Magicline develops and licenses the cloud software for managing sports facilities. It is the German market leader for management software, with over 3,000 fitness studios in Germany currently signed up. Magicline will support MySports in development on BEAT Blockchain, enabling sports facilities to track and verify sports activities reliably.
Delivers administrative and financial services to owners and managers of sports facilities.
This will be the online marketplace to aggregate demand for fitness studios, extending their offerings to consumers via the NoExcuse app, which will support sponsors offering discounts.
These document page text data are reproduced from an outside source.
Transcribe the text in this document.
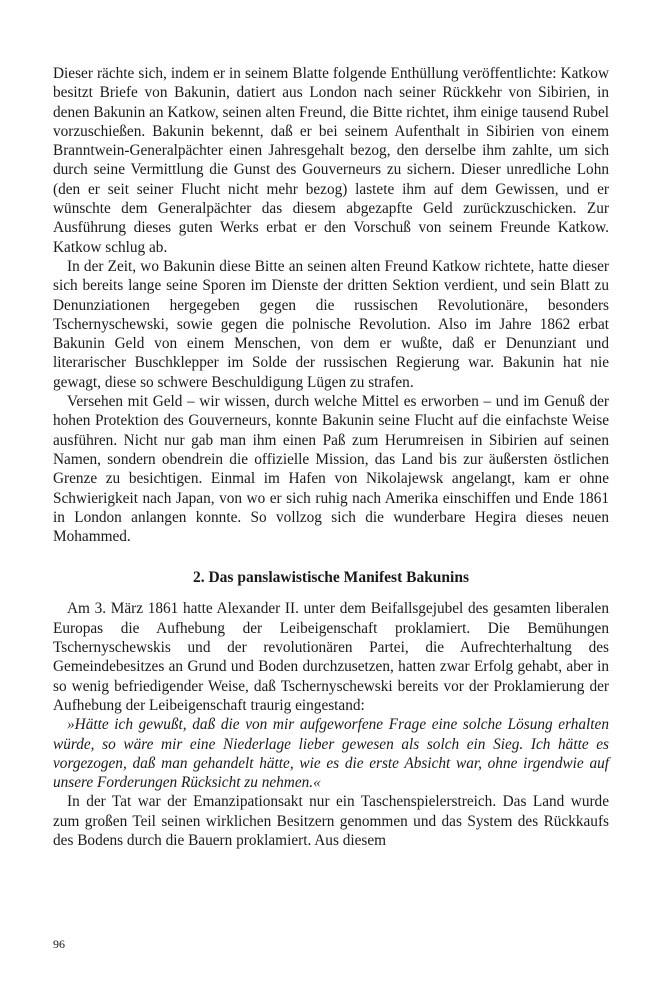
Dieser rächte sich, indem er in seinem Blatte folgende Enthüllung veröffentlichte: Katkow besitzt Briefe von Bakunin, datiert aus London nach seiner Rückkehr von Sibirien, in denen Bakunin an Katkow, seinen alten Freund, die Bitte richtet, ihm einige tausend Rubel vorzuschießen. Bakunin bekennt, daß er bei seinem Aufenthalt in Sibirien von einem Branntwein-Generalpächter einen Jahresgehalt bezog, den derselbe ihm zahlte, um sich durch seine Vermittlung die Gunst des Gouverneurs zu sichern. Dieser unredliche Lohn (den er seit seiner Flucht nicht mehr bezog) lastete ihm auf dem Gewissen, und er wünschte dem Generalpächter das diesem abgezapfte Geld zurückzuschicken. Zur Ausführung dieses guten Werks erbat er den Vorschuß von seinem Freunde Katkow. Katkow schlug ab.

In der Zeit, wo Bakunin diese Bitte an seinen alten Freund Katkow richtete, hatte dieser sich bereits lange seine Sporen im Dienste der dritten Sektion verdient, und sein Blatt zu Denunziationen hergegeben gegen die russischen Revolutionäre, besonders Tschernyschewski, sowie gegen die polnische Revolution. Also im Jahre 1862 erbat Bakunin Geld von einem Menschen, von dem er wußte, daß er Denunziant und literarischer Buschklepper im Solde der russischen Regierung war. Bakunin hat nie gewagt, diese so schwere Beschuldigung Lügen zu strafen.

Versehen mit Geld – wir wissen, durch welche Mittel es erworben – und im Genuß der hohen Protektion des Gouverneurs, konnte Bakunin seine Flucht auf die einfachste Weise ausführen. Nicht nur gab man ihm einen Paß zum Herumreisen in Sibirien auf seinen Namen, sondern obendrein die offizielle Mission, das Land bis zur äußersten östlichen Grenze zu besichtigen. Einmal im Hafen von Nikolajewsk angelangt, kam er ohne Schwierigkeit nach Japan, von wo er sich ruhig nach Amerika einschiffen und Ende 1861 in London anlangen konnte. So vollzog sich die wunderbare Hegira dieses neuen Mohammed.

2. Das panslawistische Manifest Bakunins

Am 3. März 1861 hatte Alexander II. unter dem Beifallsgejubel des gesamten liberalen Europas die Aufhebung der Leibeigenschaft proklamiert. Die Bemühungen Tschernyschewskis und der revolutionären Partei, die Aufrechterhaltung des Gemeindebesitzes an Grund und Boden durchzusetzen, hatten zwar Erfolg gehabt, aber in so wenig befriedigender Weise, daß Tschernyschewski bereits vor der Proklamierung der Aufhebung der Leibeigenschaft traurig eingestand:

»Hätte ich gewußt, daß die von mir aufgeworfene Frage eine solche Lösung erhalten würde, so wäre mir eine Niederlage lieber gewesen als solch ein Sieg. Ich hätte es vorgezogen, daß man gehandelt hätte, wie es die erste Absicht war, ohne irgendwie auf unsere Forderungen Rücksicht zu nehmen.«

In der Tat war der Emanzipationsakt nur ein Taschenspielerstreich. Das Land wurde zum großen Teil seinen wirklichen Besitzern genommen und das System des Rückkaufs des Bodens durch die Bauern proklamiert. Aus diesem

96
On the surface, there’s a lot to like about BEAT as well as a few comments of note. The project has a lot of infrastructure already in place, which could make adoption much easier once their entire ecosystem launches. Furthermore, their team has quite a bit of experience in the fitness field, which all points towards this project being a success. However, for as much progress they’ve seen so far in their token sale, there’s still a few aspects of this project we have questions on after reading their whitepaper.
First, as a lot of blockchain projects are about removing intermediaries, the use of a Trusted Third Party for data adds a centralized gatekeeper. Furthermore, no mention or hint using a Trusted Third Party is a temporary solution, with offering a truly decentralized platform via smart contracts later down the road. Granted, to some that’s not as much of a concern when looking to buy into blockchain projects, however, it’s a philosophical debate on what’s going to make some blockchain companies more successful than others.
Another piece of note is the idea of participants selling their data. While their whitepaper notes that the user has the choice on who to sell it to, it doesn’t exactly go into detail on how that process works. Because of this, the worry is that eventually, the data buyers undercut what they’re willing to pay for data, and thus, making it a moot point for consumers to participate.
Our criticisms aside, the market has already proven that they believe in BEAT, funding the project near to their goal. As the synthesis of blockchain and health is an interesting one (and quite frankly, an idea not going away anytime soon), it’ll be interesting to see how BEAT performs as the first use case. Who knows? This might be well worth sweating out the wait.